Collection processed by Sophie Glidden-Lyon.

This finding aid was produced using ArchivesSpace on March 14, 2019
Description is in English using Describing Archives: A Content Standard

 Edited by Craig Savino to incorporate processed books  , January 2019

Biographical / Historical

Born in Brooklyn in 1959, Christopher Knowles is an artist who works within a variety of mediums including performance, poetry, paintings and what are called "typings," visual pieces created using a typewriter, most commonly with the letter "c" for "Christopher". In 1973, at the age of 14, Knowles was approached by avant-garde theater director and artist Robert Wilson, who had heard a tape of Knowles reciting his piece, "Emily Loves the TV" and hoped to collaborate with Knowles. Knowles went, with his parents, to a performance of Wilson's "The Life and Times of Joseph Stalin," where Wilson brought Knowles on stage to perform what would become Knowles' piece, "Emily Likes the TV." This was the beginning of a long friendship which would lead them to collaborate many times over the years, most famously in 1976 on "Einstein on the Beach," which was also in collaboration with composer Philip Glass and choreographer Lucinda Childs. Knowles lived in Wilson's SoHo loft and art studio for a time, working with the Byrd Hoffman School of Byrd's, Wilson's art and performance collective. Other collaborative work included performances with Cindy Lubar and Richard Kostelanetz.

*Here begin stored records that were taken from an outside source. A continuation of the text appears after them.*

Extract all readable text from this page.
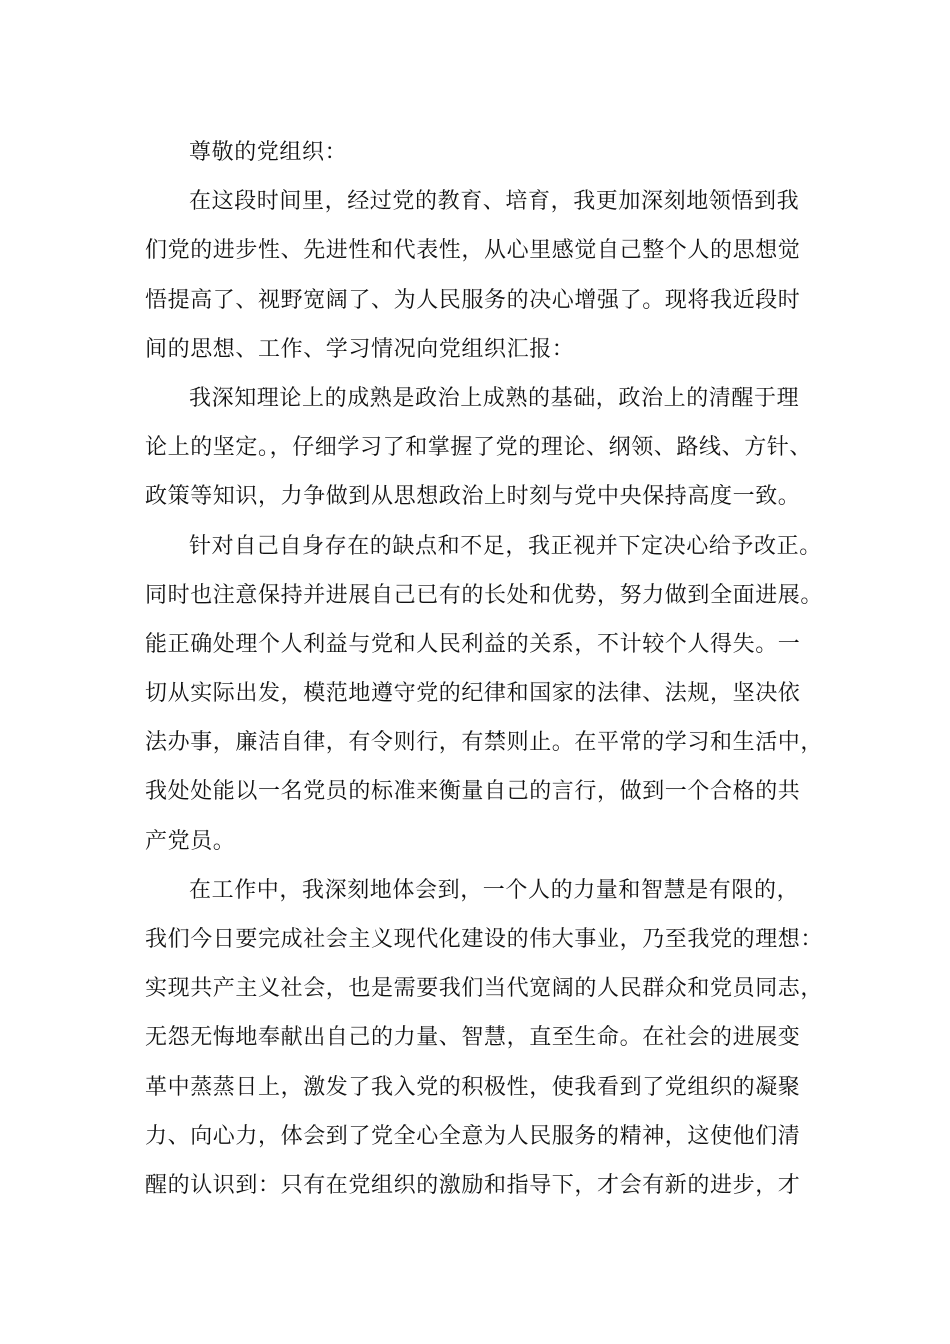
尊敬的党组织：
在这段时间里，经过党的教育、培育，我更加深刻地领悟到我
们党的进步性、先进性和代表性，从心里感觉自己整个人的思想觉
悟提高了、视野宽阔了、为人民服务的决心增强了。现将我近段时
间的思想、工作、学习情况向党组织汇报：
我深知理论上的成熟是政治上成熟的基础，政治上的清醒于理
论上的坚定。，仔细学习了和掌握了党的理论、纲领、路线、方针、
政策等知识，力争做到从思想政治上时刻与党中央保持高度一致。
针对自己自身存在的缺点和不足，我正视并下定决心给予改正。
同时也注意保持并进展自己已有的长处和优势，努力做到全面进展。
能正确处理个人利益与党和人民利益的关系，不计较个人得失。一
切从实际出发，模范地遵守党的纪律和国家的法律、法规，坚决依
法办事，廉洁自律，有令则行，有禁则止。在平常的学习和生活中，
我处处能以一名党员的标准来衡量自己的言行，做到一个合格的共
产党员。
在工作中，我深刻地体会到，一个人的力量和智慧是有限的，
我们今日要完成社会主义现代化建设的伟大事业，乃至我党的理想：
实现共产主义社会，也是需要我们当代宽阔的人民群众和党员同志，
无怨无悔地奉献出自己的力量、智慧，直至生命。在社会的进展变
革中蒸蒸日上，激发了我入党的积极性，使我看到了党组织的凝聚
力、向心力，体会到了党全心全意为人民服务的精神，这使他们清
醒的认识到：只有在党组织的激励和指导下，才会有新的进步，才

Knowles has had a number of joint and solo shows of his visual art at the Kitchen, the Holly Solomon Gallery, the Byrd Hoffman Studio, Gavin Brown's Enterprise, the Museum of Modern Art, ICA Philadelphia and the Louvre. The Museum of Modern Art acquired some of Knowles' Typings in 2013. Knowles continues to live and work in New York City and travels widely to perform.